Sans mâcher ses mots, le ministre Kin-Kiey Mulumba a rappelé l'urgence pour ces entreprises de s'exécuter, «sous peine de se voir retirer les autorisations», indique-t-il. L’équipe Matata, poursuit-il, «est un Gouvernement de résultats, ce qui veut dire qu'il sera jugé sur les résultats». En d'autres termes, «il est dans l'obligation de chercher l'argent partout où il est afin de faire de la RDC, à l'issue du mandat en cours, un pays émergent». Cette obligation, soutient le ministre, «est d'autant plus pressante pour le ministère des Postes, Télécommunications et Nouvelles Technologies de l'Information et de la Communication que ce secteur est le troisième, dans notre pays, comme porteur de croissance et de développement».
C’est de la sorte qu’il a appelé toutes les entreprises de radiodiffusion sonore et télévisuelle à se mettre rapidement en ordre avec l'Administration, pour éviter de se voir retirer les fréquences par le Régulateur. C’est le sens du délai d’un mois accordé aux entreprises concernées. En fait, ce sont deux semaines de grâce qui leur sont accordées par rapport au délai de quinze jours initialement fixé par l'Administration. Kin-Kiey a insisté sur «le caractère commercial de toutes ces entreprises appelées à être concurrentielles et aussi à faire preuve de bonne gouvernance si elles tiennent à survivre dans un contexte économique de plus en plus exigeant». Le patron des PTNTIC a également rappelé l'urgence et la nécessité d'un assainissement au sein de la profession, tout en prenant l'engagement, sur base de la feuille de route de l’Exécutif national, à oeuvrer efficacement pour l'amélioration du cadre législatif, la révision de la fiscalité du secteur ainsi que la mise en place d'un guichet unique.
Présent aux entretiens, le président de l'Autorité de Régulation des Postes et Télécommunications du Congo (ARPTC) a rappelé que c'est depuis 2009 que des mises en demeure ont été lancées. Et que beaucoup de ces entreprises ne se sont même pas acquittées du droit unique, payable lors de l'obtention de l'autorisation.
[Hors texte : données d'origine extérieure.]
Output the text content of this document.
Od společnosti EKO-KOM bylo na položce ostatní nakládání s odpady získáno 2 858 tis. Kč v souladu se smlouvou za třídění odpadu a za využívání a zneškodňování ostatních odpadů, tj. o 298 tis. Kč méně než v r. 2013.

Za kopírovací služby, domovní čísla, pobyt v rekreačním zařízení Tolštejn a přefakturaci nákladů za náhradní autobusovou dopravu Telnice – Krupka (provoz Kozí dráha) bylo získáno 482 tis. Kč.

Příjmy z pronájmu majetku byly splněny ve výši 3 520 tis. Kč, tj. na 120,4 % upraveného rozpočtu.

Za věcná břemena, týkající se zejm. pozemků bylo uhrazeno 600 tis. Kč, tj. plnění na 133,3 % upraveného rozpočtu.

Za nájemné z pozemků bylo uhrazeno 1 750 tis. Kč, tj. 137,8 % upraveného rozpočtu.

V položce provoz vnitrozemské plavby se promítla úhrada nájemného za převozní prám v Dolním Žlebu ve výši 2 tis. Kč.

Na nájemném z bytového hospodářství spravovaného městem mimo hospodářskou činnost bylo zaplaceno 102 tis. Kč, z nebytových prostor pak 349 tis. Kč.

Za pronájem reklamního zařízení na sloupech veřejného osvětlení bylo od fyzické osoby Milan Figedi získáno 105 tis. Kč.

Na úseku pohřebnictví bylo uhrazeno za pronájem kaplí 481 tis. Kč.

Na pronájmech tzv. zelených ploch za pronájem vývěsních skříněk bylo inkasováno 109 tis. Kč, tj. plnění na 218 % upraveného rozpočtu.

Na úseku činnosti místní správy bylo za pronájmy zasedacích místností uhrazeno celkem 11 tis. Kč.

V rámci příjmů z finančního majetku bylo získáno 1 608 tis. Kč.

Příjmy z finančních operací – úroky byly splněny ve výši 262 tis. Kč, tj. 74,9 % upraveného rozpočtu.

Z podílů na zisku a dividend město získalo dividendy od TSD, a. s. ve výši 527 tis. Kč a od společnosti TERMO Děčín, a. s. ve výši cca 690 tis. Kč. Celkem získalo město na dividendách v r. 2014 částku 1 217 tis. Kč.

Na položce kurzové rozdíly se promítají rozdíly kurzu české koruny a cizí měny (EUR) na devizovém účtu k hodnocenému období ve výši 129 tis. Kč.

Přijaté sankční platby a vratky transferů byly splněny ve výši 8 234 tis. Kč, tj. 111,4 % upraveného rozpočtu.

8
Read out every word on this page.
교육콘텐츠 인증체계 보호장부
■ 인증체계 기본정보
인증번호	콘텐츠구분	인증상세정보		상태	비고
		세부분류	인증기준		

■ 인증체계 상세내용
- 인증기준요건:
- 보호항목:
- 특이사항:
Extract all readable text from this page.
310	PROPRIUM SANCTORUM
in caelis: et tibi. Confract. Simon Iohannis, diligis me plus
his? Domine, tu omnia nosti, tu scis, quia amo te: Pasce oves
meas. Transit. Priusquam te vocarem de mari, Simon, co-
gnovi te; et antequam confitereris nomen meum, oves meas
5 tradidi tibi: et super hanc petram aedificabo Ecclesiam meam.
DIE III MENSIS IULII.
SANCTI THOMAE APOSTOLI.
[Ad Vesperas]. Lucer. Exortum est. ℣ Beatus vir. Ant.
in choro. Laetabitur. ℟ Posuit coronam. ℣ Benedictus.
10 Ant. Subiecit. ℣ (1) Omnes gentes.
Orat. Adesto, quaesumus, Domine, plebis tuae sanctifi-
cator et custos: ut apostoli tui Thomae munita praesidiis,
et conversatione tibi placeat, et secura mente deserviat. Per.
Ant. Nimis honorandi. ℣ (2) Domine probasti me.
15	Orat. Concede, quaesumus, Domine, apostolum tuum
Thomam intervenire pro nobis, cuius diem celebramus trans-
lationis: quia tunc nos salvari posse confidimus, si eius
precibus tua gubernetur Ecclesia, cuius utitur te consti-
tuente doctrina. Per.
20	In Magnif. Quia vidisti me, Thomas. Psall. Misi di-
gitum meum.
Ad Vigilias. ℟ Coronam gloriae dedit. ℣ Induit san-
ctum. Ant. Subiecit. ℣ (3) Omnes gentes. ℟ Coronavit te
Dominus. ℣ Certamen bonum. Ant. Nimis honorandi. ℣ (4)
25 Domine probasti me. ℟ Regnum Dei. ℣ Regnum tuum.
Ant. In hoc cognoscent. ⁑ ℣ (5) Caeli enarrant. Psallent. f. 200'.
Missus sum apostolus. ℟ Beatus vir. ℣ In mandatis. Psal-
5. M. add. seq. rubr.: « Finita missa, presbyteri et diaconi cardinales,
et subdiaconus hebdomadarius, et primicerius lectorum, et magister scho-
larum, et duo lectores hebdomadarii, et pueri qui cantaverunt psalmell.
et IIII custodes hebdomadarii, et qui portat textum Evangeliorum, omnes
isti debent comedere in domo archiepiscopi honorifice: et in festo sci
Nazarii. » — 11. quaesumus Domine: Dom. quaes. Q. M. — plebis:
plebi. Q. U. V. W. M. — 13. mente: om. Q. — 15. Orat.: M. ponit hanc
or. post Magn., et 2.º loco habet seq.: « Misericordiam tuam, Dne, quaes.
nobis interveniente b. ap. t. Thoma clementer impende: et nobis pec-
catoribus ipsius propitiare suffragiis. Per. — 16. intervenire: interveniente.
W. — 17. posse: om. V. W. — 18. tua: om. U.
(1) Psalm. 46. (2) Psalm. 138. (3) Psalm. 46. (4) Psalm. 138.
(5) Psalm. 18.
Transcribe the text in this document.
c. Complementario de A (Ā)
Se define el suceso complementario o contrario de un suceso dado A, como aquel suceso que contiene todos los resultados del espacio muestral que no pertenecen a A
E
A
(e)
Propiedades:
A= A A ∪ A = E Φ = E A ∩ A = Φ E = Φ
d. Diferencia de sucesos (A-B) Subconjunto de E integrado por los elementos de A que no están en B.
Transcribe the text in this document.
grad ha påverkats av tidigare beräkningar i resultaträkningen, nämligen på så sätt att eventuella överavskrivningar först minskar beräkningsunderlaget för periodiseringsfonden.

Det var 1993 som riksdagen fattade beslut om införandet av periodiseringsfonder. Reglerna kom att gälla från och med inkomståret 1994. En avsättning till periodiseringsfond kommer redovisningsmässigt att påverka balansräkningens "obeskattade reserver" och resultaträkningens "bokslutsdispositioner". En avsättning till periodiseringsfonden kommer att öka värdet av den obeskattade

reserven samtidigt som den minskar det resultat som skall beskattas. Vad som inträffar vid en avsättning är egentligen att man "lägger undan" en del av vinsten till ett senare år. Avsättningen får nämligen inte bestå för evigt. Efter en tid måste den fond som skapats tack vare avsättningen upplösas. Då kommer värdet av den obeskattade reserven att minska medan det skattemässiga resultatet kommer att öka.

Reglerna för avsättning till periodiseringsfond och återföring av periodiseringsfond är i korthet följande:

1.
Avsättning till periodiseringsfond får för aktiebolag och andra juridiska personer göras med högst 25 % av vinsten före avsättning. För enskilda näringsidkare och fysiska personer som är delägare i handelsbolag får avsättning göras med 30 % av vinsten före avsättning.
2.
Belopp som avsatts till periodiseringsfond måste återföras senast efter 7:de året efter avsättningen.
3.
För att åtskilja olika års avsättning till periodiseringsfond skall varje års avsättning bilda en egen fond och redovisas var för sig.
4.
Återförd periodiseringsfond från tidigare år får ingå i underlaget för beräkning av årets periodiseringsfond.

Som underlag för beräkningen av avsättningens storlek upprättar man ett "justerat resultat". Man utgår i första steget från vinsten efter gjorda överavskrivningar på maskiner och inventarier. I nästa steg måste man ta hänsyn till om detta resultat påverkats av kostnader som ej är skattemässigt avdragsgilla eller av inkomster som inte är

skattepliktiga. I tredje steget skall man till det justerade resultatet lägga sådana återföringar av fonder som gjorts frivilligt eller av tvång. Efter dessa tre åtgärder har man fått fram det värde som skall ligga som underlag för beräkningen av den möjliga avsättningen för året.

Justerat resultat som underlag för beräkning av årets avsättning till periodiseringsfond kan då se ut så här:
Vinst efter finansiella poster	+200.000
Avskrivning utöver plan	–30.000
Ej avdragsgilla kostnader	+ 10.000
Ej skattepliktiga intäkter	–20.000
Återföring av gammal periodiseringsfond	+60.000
Les patrons des entreprises de radiodiffusion sonore et télévisuelle se sont engagés, pour leur part, à s'acquitter de leurs redevances. Le seul problème, indiquent-ils, c’est soit «le paiement échelonné» parce que le délai imparti est jugé court, soit «le taux très élevé de la redevance et de la surtaxe». Voilà qui justifie le voeu de la création d'un cadre de concertation susceptible de déboucher sur un taux compatible avec le niveau actuel de leurs activités ainsi que sur la mise en place d'un guichet unique. M. M.